• Si le féminisme rend possible l’empowerment des femmes, il me semble problématique de considérer qu’il devrait aussi permettre l’empowerment des hommes. Le patriarcat est un système dans lequel, précisément, les hommes disposent d’un pouvoir sur les femmes, la classe des hommes dominant, opprimant, exploitant et excluant la classe des femmes. Dans une perspective de justice, d’égalité, de liberté et de solidarité entre les sexes, ce n’est donc non pas l’empowerment qui convient pour les hommes, mais le disempowerment. Selon les dictionnaires anglophones Oxford et Collins, le disempowerment désigne ce qui consiste à « rendre (un individu, un groupe) moins puissant ou moins confiant » (Oxford) ou à « priver (un individu) de pouvoir ou d’autorité » (Collins).
      Le disempowerment des hommes n’implique pas de réduire notre capacité d’agir ou d’être moins confiants et moins puissants
      en tant qu’êtres humains, mais en tant qu’hommes et donc en tant que membre de la classe dominante et privilégiée dans le patriarcat.
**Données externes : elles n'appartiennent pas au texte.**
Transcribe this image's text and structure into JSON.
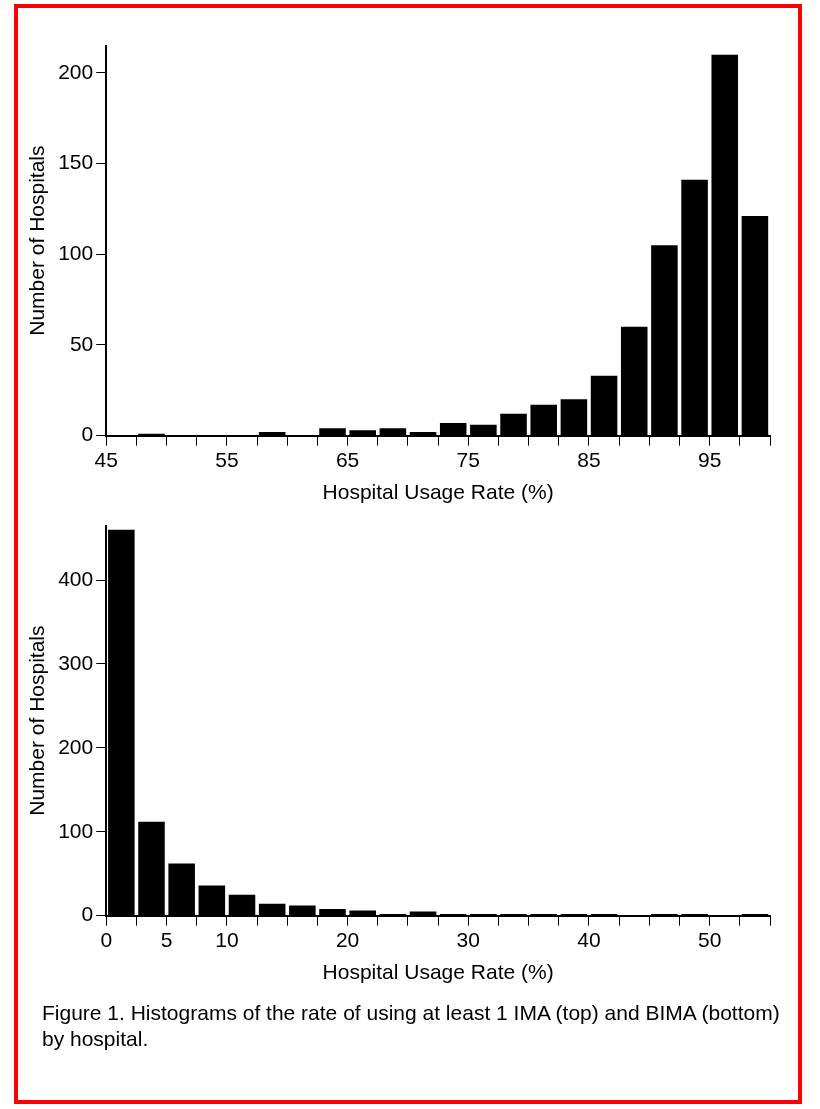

L’engagement des hommes dans un processus individuel et collectif de disempowerment consiste à réduire le pouvoir que nous exerçons individuellement et collectivement sur les femmes, y compris les féministes. Certes, l’empowerment des femmes et des féministes dépend d’elles-mêmes et aucun homme ne peut émanciper les femmes à leur place ou en leur nom. Cela dit, le disempowerment des hommes doit faciliter l’empowerment des femmes.